• 📘Lagrange Polynomial Interpolation

    Lagrange Polynomial Interpolation

    The Lagrange interpolation method provides a direct and elegant way to construct the polynomial that passes through a given set of points \( (x_0, f(x_0)), (x_1, f(x_1)), \dots, (x_n, f(x_n)) \). It is based on the idea of building specific polynomials \( L_i(x) \), called Lagrange basis polynomials, each equal to 1 at one node and 0 at all others.

    The interpolating polynomial is then expressed as a weighted sum of these basis functions:

    \( P_n(x) = \sum_{i=0}^{n} f(x_i)\,L_i(x) \)

    where each term \( L_i(x) \) takes the form:

    \( L_i(x) = \prod_{\substack{j=0 \\ j \ne i}}^{n} \frac{x - x_j}{x_i - x_j} \)

    This formula ensures that \( P_n(x_i) = f(x_i) \) for all \( i \), making the polynomial pass exactly through the given data points. The Lagrange method is simple to implement and provides a clear mathematical understanding of how interpolation works.
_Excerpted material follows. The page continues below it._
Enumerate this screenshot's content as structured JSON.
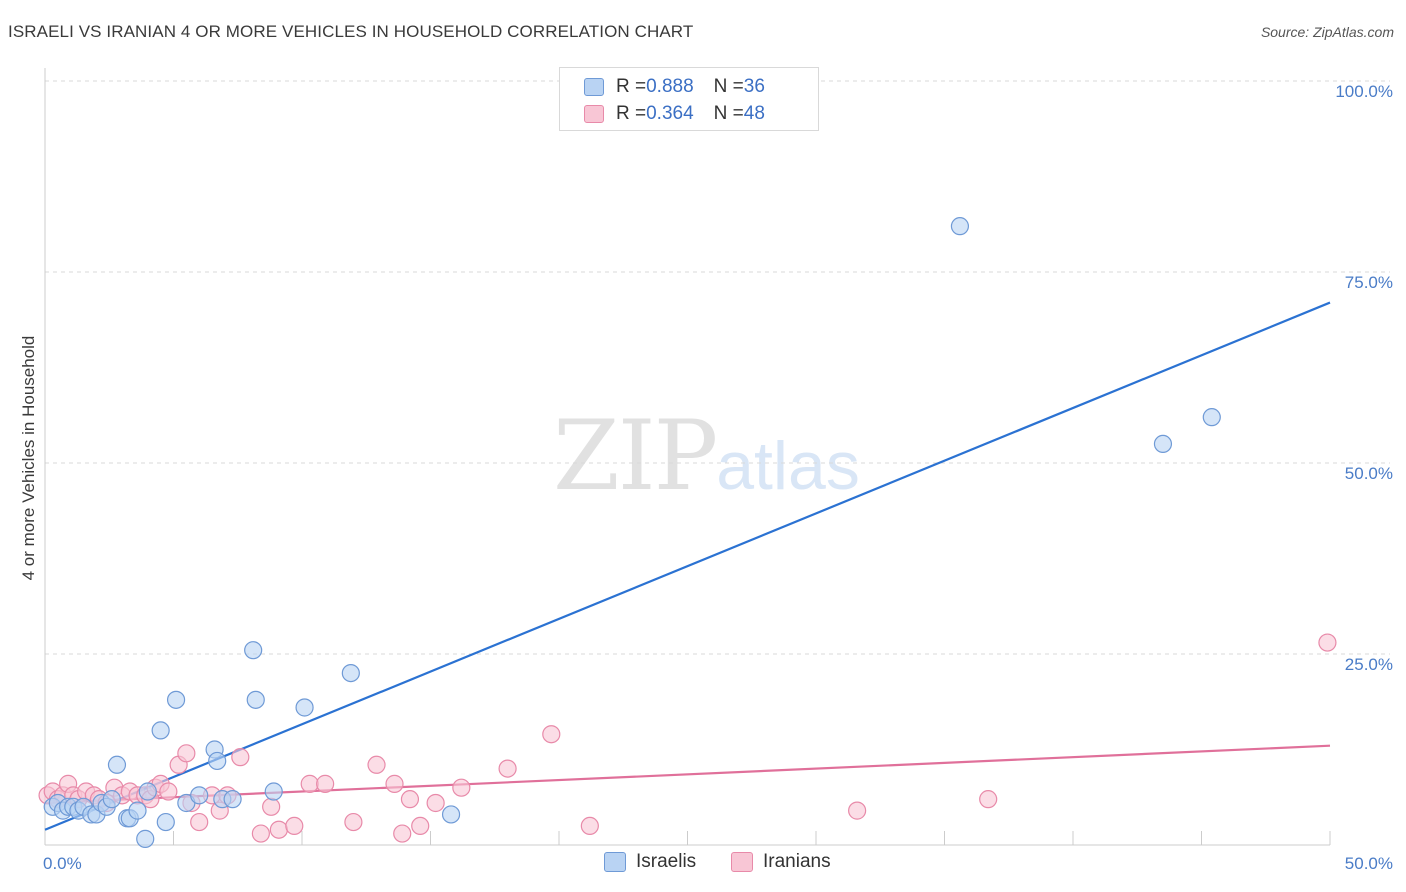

    For instance, with three points, we obtain a quadratic polynomial (degree 2) that perfectly connects them, as shown in the illustration below.

    (x₀, f₀) (x₁, f₁) (x₂, f₂) Lagrange interpolation curve (degree 2)

    While powerful, this method has a limitation: it is not recursive. Adding a new interpolation point requires recomputing the entire polynomial. This drawback motivates other formulations such as the Newton interpolation method, which builds the polynomial incrementally.